A bill that would make Vermont the second state in the country to allow terminally ill nonresidents to seek medically assisted suicide was approved by a state legislative committee on Tuesday.
The House Human Services Committee unanimously approved removing the residency requirement. A similar bill is in committee in the Senate.
The full Legislature must consider the proposal, and then, if it is passed, it would need to be signed by Republican Gov. Phil Scott to become law.
Eight states, including California, Colorado, Hawaii, Maine and New Jersey, and Washington, D.C., also have medically assisted suicide laws. In Montana, the state Supreme Court ruled that state law does not prohibit medical aid in dying.
If removal of the residency requirement is approved, Vermont would join Oregon, which no longer requires people to be residents of the state to use its law allowing terminally ill people to receive lethal medication.
Democratic Rep. Jessica Brumsted, vice chair of the Vermont committee, said she was pleased that the panel took this step, so that if her parents who live out of state, or children, became terminally ill she might be able to offer them that option.
“If someone was that sick in my family ... living out of state, I’d like to think that they could come back and be in my home and go through this process with someone in my family,” Brumsted said.
Before the vote, the committee heard additional testimony.
Mary Hahn Beerworth, executive director of the Vermont Right to Life Committee, said assisted suicide “was and remains a matter of contention.”
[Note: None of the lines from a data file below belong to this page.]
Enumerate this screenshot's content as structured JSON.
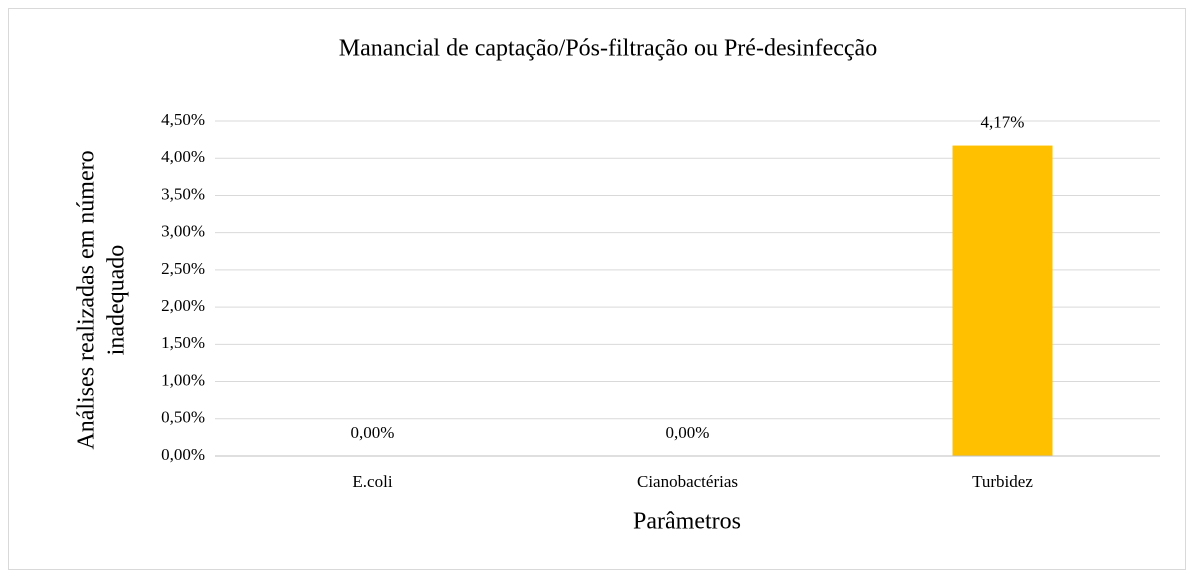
{
  "chart_data": {
    "type": "bar",
    "title": "Manancial de captação/Pós-filtração  ou Pré-desinfecção",
    "xlabel": "Parâmetros",
    "ylabel": [
      "Análises  realizadas em número",
      "inadequado"
    ],
    "categories": [
      "E.coli",
      "Cianobactérias",
      "Turbidez"
    ],
    "values": [
      0,
      0,
      4.17
    ],
    "value_labels": [
      "0,00%",
      "0,00%",
      "4,17%"
    ],
    "color": "#ffc000",
    "ylim": [
      0,
      4.5
    ],
    "yticks": [
      {
        "value": 0,
        "label": "0,00%"
      },
      {
        "value": 0.5,
        "label": "0,50%"
      },
      {
        "value": 1,
        "label": "1,00%"
      },
      {
        "value": 1.5,
        "label": "1,50%"
      },
      {
        "value": 2,
        "label": "2,00%"
      },
      {
        "value": 2.5,
        "label": "2,50%"
      },
      {
        "value": 3,
        "label": "3,00%"
      },
      {
        "value": 3.5,
        "label": "3,50%"
      },
      {
        "value": 4,
        "label": "4,00%"
      },
      {
        "value": 4.5,
        "label": "4,50%"
      }
    ],
    "grid": true
  }
}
“To be clear, Vermont Right to Life opposed the underlying concept behind assisted suicide and opposes the move to remove the residency requirement as there are still no safeguards that protect vulnerable terminally ill people in Vermont from coercion,” she said.
David Englander, the state Health Department’s senior policy and legal advisor, said no complaints have been reported to the department or the attorney general’s office regarding the use of medically assisted suicide.
“It’s important that we move to normalize this kind of care because it is both exceptional but also everyday,” he said.
In a settlement filed in federal court last year, the Oregon Health Authority and the Oregon Medical Board agreed to stop enforcing the residency requirement and to ask the Legislature to remove it from the law.
At the time, advocates said they would use the settlement to press the other states and Washington, D.C. that have medically assisted suicide laws, to drop their residency requirements as well.
In August of last year, a Connecticut woman with cancer sued Vermont for allowing only its own residents to take advantage of a state’s assisted suicide law.